We have successfully converted our model for RVC2 and RVC4 devices, so let's test it on the camera! Please copy the path to the downloaded archive with the converted model from the output log of the appropriate code cell; we will use it in the next section.

In [10]:
MODEL_PATH = "resnet18-224x224-exported-to-rvc2/resnet18.rvc2.tar.xz"

To check out other possible ways to convert your model for our devices, please refer to our [documentation](https://rvc4.docs.luxonis.com/software/ai-inference/conversion/rvc-conversion/).

<a name="depthai-script"></a>

## 📷 DepthAI Script

To test our model on one of our cameras, we need to have `DepthAI v3` and `Depthai Nodes` installed. Moreover, the following script must be run locally and requires a Luxonis device connected to your machine.

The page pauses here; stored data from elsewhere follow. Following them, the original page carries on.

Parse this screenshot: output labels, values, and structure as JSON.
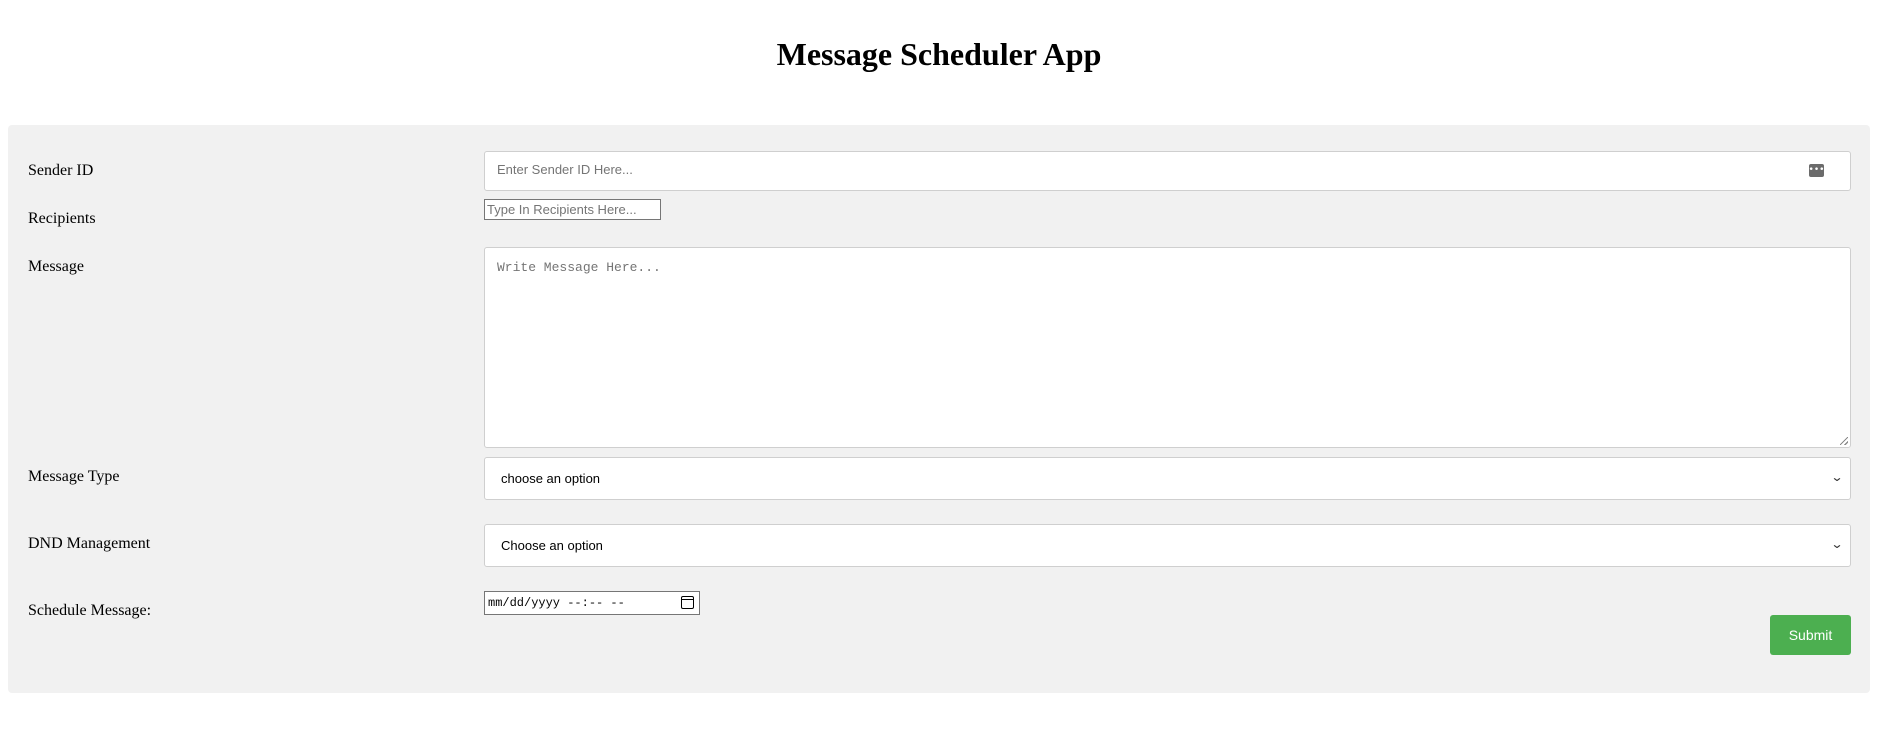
{
  "app": {
    "title": "Message Scheduler App"
  },
  "form": {
    "sender": {
      "label": "Sender ID",
      "placeholder": "Enter Sender ID Here...",
      "value": "",
      "icon": "password-manager-icon"
    },
    "recipients": {
      "label": "Recipients",
      "placeholder": "Type In Recipients Here...",
      "value": ""
    },
    "message": {
      "label": "Message",
      "placeholder": "Write Message Here...",
      "value": ""
    },
    "message_type": {
      "label": "Message Type",
      "selected": "choose an option"
    },
    "dnd": {
      "label": "DND Management",
      "selected": "Choose an option"
    },
    "schedule": {
      "label": "Schedule Message:",
      "placeholder": "mm/dd/yyyy --:-- --",
      "icon": "calendar-icon"
    },
    "submit_label": "Submit"
  },
  "colors": {
    "panel_bg": "#f1f1f1",
    "submit_bg": "#4caf50",
    "submit_text": "#ffffff"
  }
}
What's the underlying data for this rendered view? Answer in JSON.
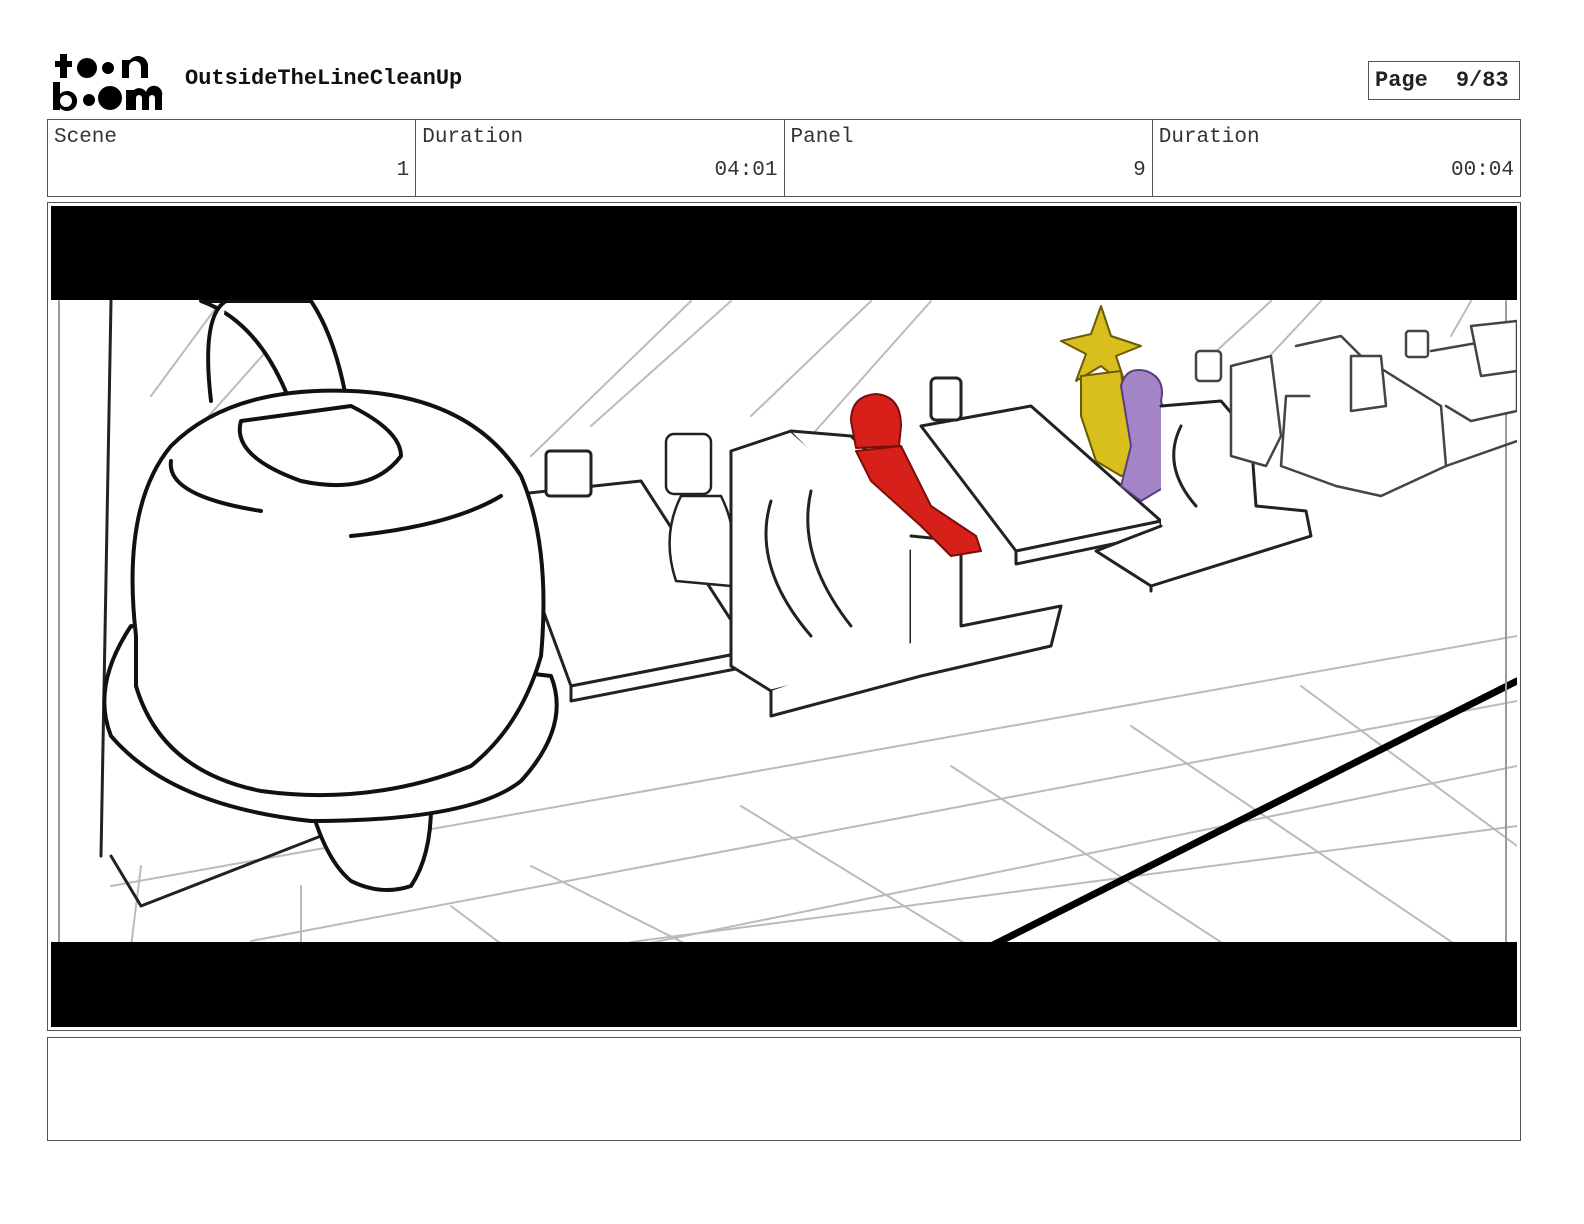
{
  "header": {
    "logo_text_top": "toon",
    "logo_text_bottom": "boom",
    "project_title": "OutsideTheLineCleanUp",
    "page_label": "Page",
    "page_value": "9/83"
  },
  "info": [
    {
      "label": "Scene",
      "value": "1"
    },
    {
      "label": "Duration",
      "value": "04:01"
    },
    {
      "label": "Panel",
      "value": "9"
    },
    {
      "label": "Duration",
      "value": "00:04"
    }
  ],
  "colors": {
    "character_red": "#d8201a",
    "character_yellow": "#d8bf1e",
    "character_purple": "#a486c8",
    "letterbox": "#000000"
  },
  "notes": ""
}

Here is the script to run the model on the DepthAI device:

In [None]:
import cv2
import depthai as dai
from depthai_nodes import Classifications
from depthai_nodes.node import ParsingNeuralNetwork
import numpy as np


def visualize_classification(frame: np.ndarray, message: Classifications) -> bool:
    """Visualizes the classification on the frame."""
    classes = message.classes[:2]
    scores = message.scores[:2]
    if frame.shape[0] < 128:
        frame = cv2.resize(frame, (frame.shape[1] * 2, frame.shape[0] * 2))
    for i, (cls, score) in enumerate(zip(classes, scores)):
        cv2.putText(
            frame,
            f"{cls}: {score:.2f}",
            (10, 20 + 20 * i),
            cv2.FONT_HERSHEY_TRIPLEX,
            0.5,
            255,
        )

    cv2.imshow("Classification", frame)
    if cv2.waitKey(1) == ord("q"):
        cv2.destroyAllWindows()
        return True

    return False

device = dai.Device()
platform = device.getPlatform()

img_frame_type = dai.ImgFrame.Type.BGR888i if platform.name == "RVC4" else dai.ImgFrame.Type.BGR888p

with dai.Pipeline(device) as pipeline:
    cam = pipeline.create(dai.node.Camera).build()
    nn_archive = dai.NNArchive(MODEL_PATH)
    # Create the neural network node
    nn_with_parser = pipeline.create(ParsingNeuralNetwork).build(
        cam.requestOutput((224, 224), type=img_frame_type, fps=30), 
        nn_archive
    )
    # Create output queues
    parser_output_queue = nn_with_parser.out.createOutputQueue()
    frame_queue = nn_with_parser.passthrough.createOutputQueue()

    # Start pipeline
    pipeline.start()

    while pipeline.isRunning():
        # Get the frame
        frame: dai.ImgFrame = frame_queue.get().getCvFrame()
        # Get the parsed message containing the segmentation mask
        parser_msg: dai.ImgFrame = parser_output_queue.get()
        if visualize_classification(frame, parser_msg):
            pipeline.stop()
            break

<a name="onnx-export"></a>

## 🗂️ Export without Archive (Optional)

It is also possible to skip the model archiving and convert the model straight from `ONNX.` However, when running the model on the device, we'd need to define parsers and other parameters manually, so we recommend first creating the `NN Archive` and then converting the model.

In [None]:
from modelconverter import convert

converted_model = convert(
    "rvc2", 
    path="resnet18.onnx",
    name="Resnet18 ONNX",
    description_short="Pretrained Resnet18 on ImageNet",
    tasks=["CLASSIFICATION"],
    license_type="MIT",
    is_public=False
)

Yay! 🎉🎉🎉 Huge congratulations, you have successfully finished this tutorial in which you deployed a pre-trained ResNet18 classification model to our cameras!